6.3.1.1. sort-bed¶
The sort-bed
utility sorts BED files of any size, even larger than system memory. BED files that are in lexicographic-chromosome order allow BEDOPS utilities to work efficiently with data from any species without software modifications. Further, sorted files can be traversed very quickly.
Sorted BED order is defined first by lexicographic chromosome order, then ascending integer start coordinate order, and finally by ascending integer end coordinate order. To make the sort order unambiguous, a lexicographical sort is applied on fourth and subsequent columns, where present in the input BED dataset.
Other utilities in the BEDOPS suite require data in sorted order as described.

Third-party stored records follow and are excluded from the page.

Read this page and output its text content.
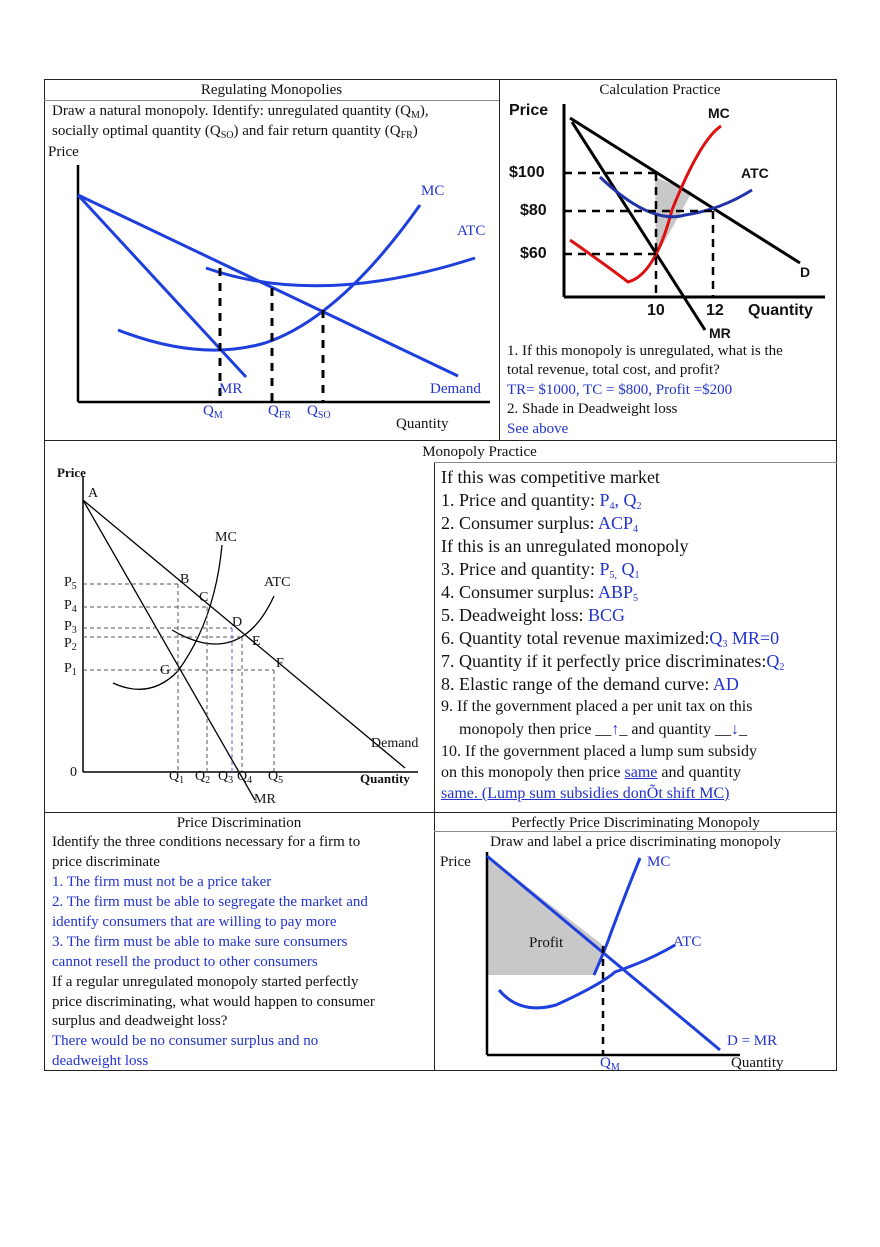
Regulating Monopolies
Draw a natural monopoly. Identify: unregulated quantity $(Q_M)$,
socially optimal quantity $(Q_{SO})$ and fair return quantity $(Q_{FR})$
Price
MC
ATC
MR	Demand
$Q_M$	$Q_{FR}$ $Q_{SO}$
Quantity
Calculation Practice
Price	MC
ATC
D
$100
$80
$60
10	12 Quantity
MR
1. If this monopoly is unregulated, what is the
total revenue, total cost, and profit?
TR= $1000, TC = $800, Profit =$200
2. Shade in Deadweight loss
See above
Monopoly Practice
Price
A
B
C
D
E
F
G
MC
ATC
Demand
MR
0	Quantity
$P_5$
$P_4$
$P_3$
$P_2$
$P_1$
$Q_1$ $Q_2$ $Q_3$ $Q_4$ $Q_5$
If this was competitive market
1. Price and quantity: $P_4$, $Q_2$
2. Consumer surplus: $ACP_4$
If this is an unregulated monopoly
3. Price and quantity: $P_{5,}$ $Q_1$
4. Consumer surplus: $ABP_5$
5. Deadweight loss: BCG
6. Quantity total revenue $maximized:Q_3$ MR=0
7. Quantity if it perfectly price $discriminates:Q_2$
8. Elastic range of the demand curve: AD
9. If the government placed a per unit tax on this
monopoly then price __↑_ and quantity __↓_
10. If the government placed a lump sum subsidy
on this monopoly then price same and quantity
same. (Lump sum subsidies donÕt shift MC)
Price Discrimination
Identify the three conditions necessary for a firm to
price discriminate
1. The firm must not be a price taker
2. The firm must be able to segregate the market and
identify consumers that are willing to pay more
3. The firm must be able to make sure consumers
cannot resell the product to other consumers
If a regular unregulated monopoly started perfectly
price discriminating, what would happen to consumer
surplus and deadweight loss?
There would be no consumer surplus and no
deadweight loss
Perfectly Price Discriminating Monopoly
Draw and label a price discriminating monopoly
Price	MC
Profit	ATC
D = MR
$Q_M$	Quantity
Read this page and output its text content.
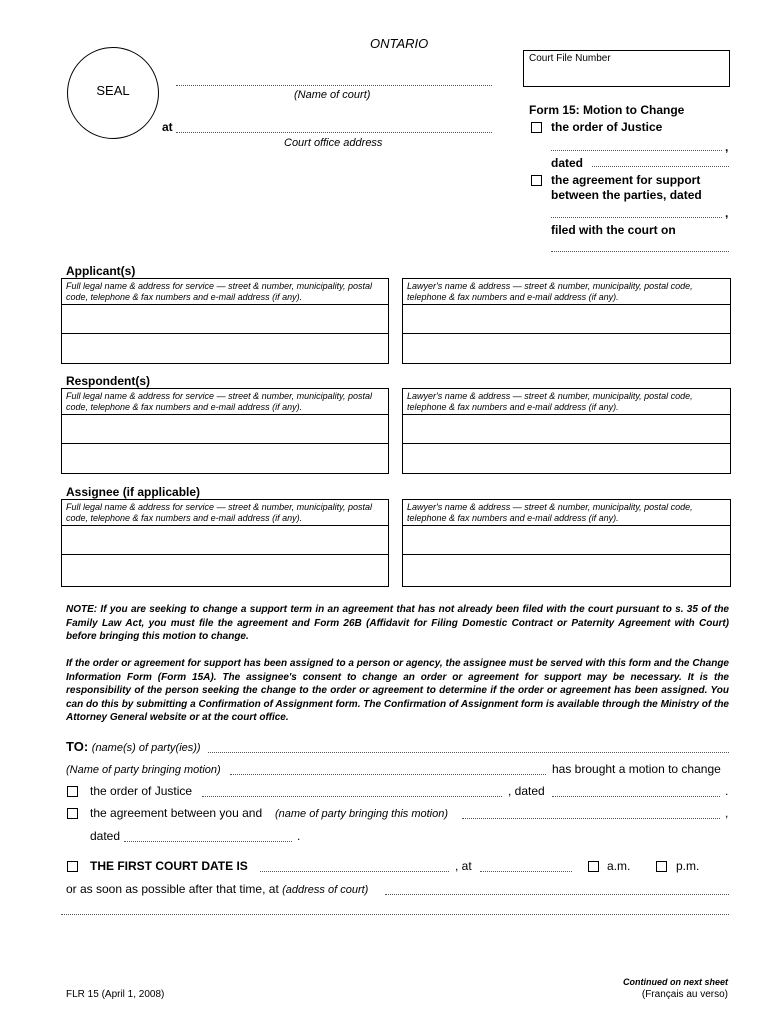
ONTARIO
SEAL
Court File Number
(Name of court)
at
Court office address
Form 15: Motion to Change
the order of Justice
,
dated
the agreement for support
between the parties, dated
,
filed with the court on
Applicant(s)
Full legal name & address for service — street & number, municipality, postal code, telephone & fax numbers and e-mail address (if any).
Lawyer's name & address — street & number, municipality, postal code, telephone & fax numbers and e-mail address (if any).
Respondent(s)
Full legal name & address for service — street & number, municipality, postal code, telephone & fax numbers and e-mail address (if any).
Lawyer's name & address — street & number, municipality, postal code, telephone & fax numbers and e-mail address (if any).
Assignee (if applicable)
Full legal name & address for service — street & number, municipality, postal code, telephone & fax numbers and e-mail address (if any).
Lawyer's name & address — street & number, municipality, postal code, telephone & fax numbers and e-mail address (if any).
NOTE: If you are seeking to change a support term in an agreement that has not already been filed with the court pursuant to s. 35 of the Family Law Act, you must file the agreement and Form 26B (Affidavit for Filing Domestic Contract or Paternity Agreement with Court) before bringing this motion to change.
If the order or agreement for support has been assigned to a person or agency, the assignee must be served with this form and the Change Information Form (Form 15A). The assignee's consent to change an order or agreement for support may be necessary. It is the responsibility of the person seeking the change to the order or agreement to determine if the order or agreement has been assigned. You can do this by submitting a Confirmation of Assignment form. The Confirmation of Assignment form is available through the Ministry of the Attorney General website or at the court office.
TO: (name(s) of party(ies))
(Name of party bringing motion)	has brought a motion to change
the order of Justice	, dated	.
the agreement between you and (name of party bringing this motion)	,
dated	.
THE FIRST COURT DATE IS	, at	a.m.	p.m.
or as soon as possible after that time, at (address of court)
FLR 15 (April 1, 2008)
Continued on next sheet
(Français au verso)
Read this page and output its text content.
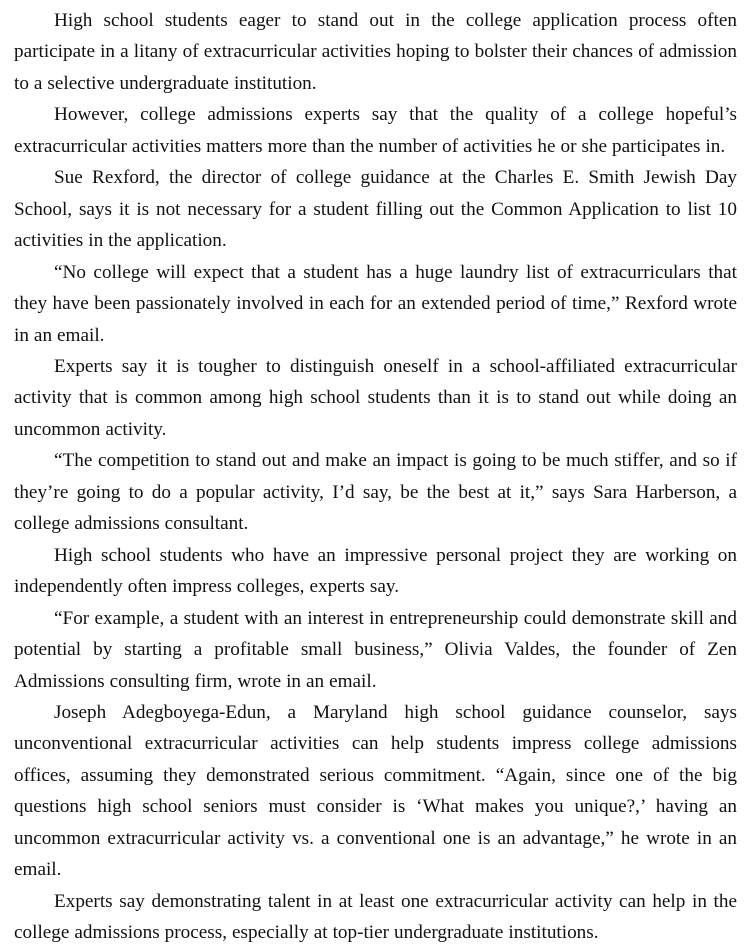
High school students eager to stand out in the college application process often participate in a litany of extracurricular activities hoping to bolster their chances of admission to a selective undergraduate institution.

However, college admissions experts say that the quality of a college hopeful’s extracurricular activities matters more than the number of activities he or she participates in.

Sue Rexford, the director of college guidance at the Charles E. Smith Jewish Day School, says it is not necessary for a student filling out the Common Application to list 10 activities in the application.

“No college will expect that a student has a huge laundry list of extracurriculars that they have been passionately involved in each for an extended period of time,” Rexford wrote in an email.

Experts say it is tougher to distinguish oneself in a school-affiliated extracurricular activity that is common among high school students than it is to stand out while doing an uncommon activity.

“The competition to stand out and make an impact is going to be much stiffer, and so if they’re going to do a popular activity, I’d say, be the best at it,” says Sara Harberson, a college admissions consultant.

High school students who have an impressive personal project they are working on independently often impress colleges, experts say.

“For example, a student with an interest in entrepreneurship could demonstrate skill and potential by starting a profitable small business,” Olivia Valdes, the founder of Zen Admissions consulting firm, wrote in an email.

Joseph Adegboyega-Edun, a Maryland high school guidance counselor, says unconventional extracurricular activities can help students impress college admissions offices, assuming they demonstrated serious commitment. “Again, since one of the big questions high school seniors must consider is ‘What makes you unique?,’ having an uncommon extracurricular activity vs. a conventional one is an advantage,” he wrote in an email.

Experts say demonstrating talent in at least one extracurricular activity can help in the college admissions process, especially at top-tier undergraduate institutions.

You only need to sort once: BEDOPS utilities all read and write data in sorted order.
6.3.1.1.1. Migrating older BED and Starch files¶
The utility update-sort-bed-migrate-candidates
recursively locates BED and pre-v2.4.20 Starch files in the specified parent directory, tests if they require re-sorting to conform to the updated, post-v2.4.20 ‘sort-bed’ order, and offers actions to log candidate files, or immediately apply a resort action that is performed locally or via a SLURM-managed cluster.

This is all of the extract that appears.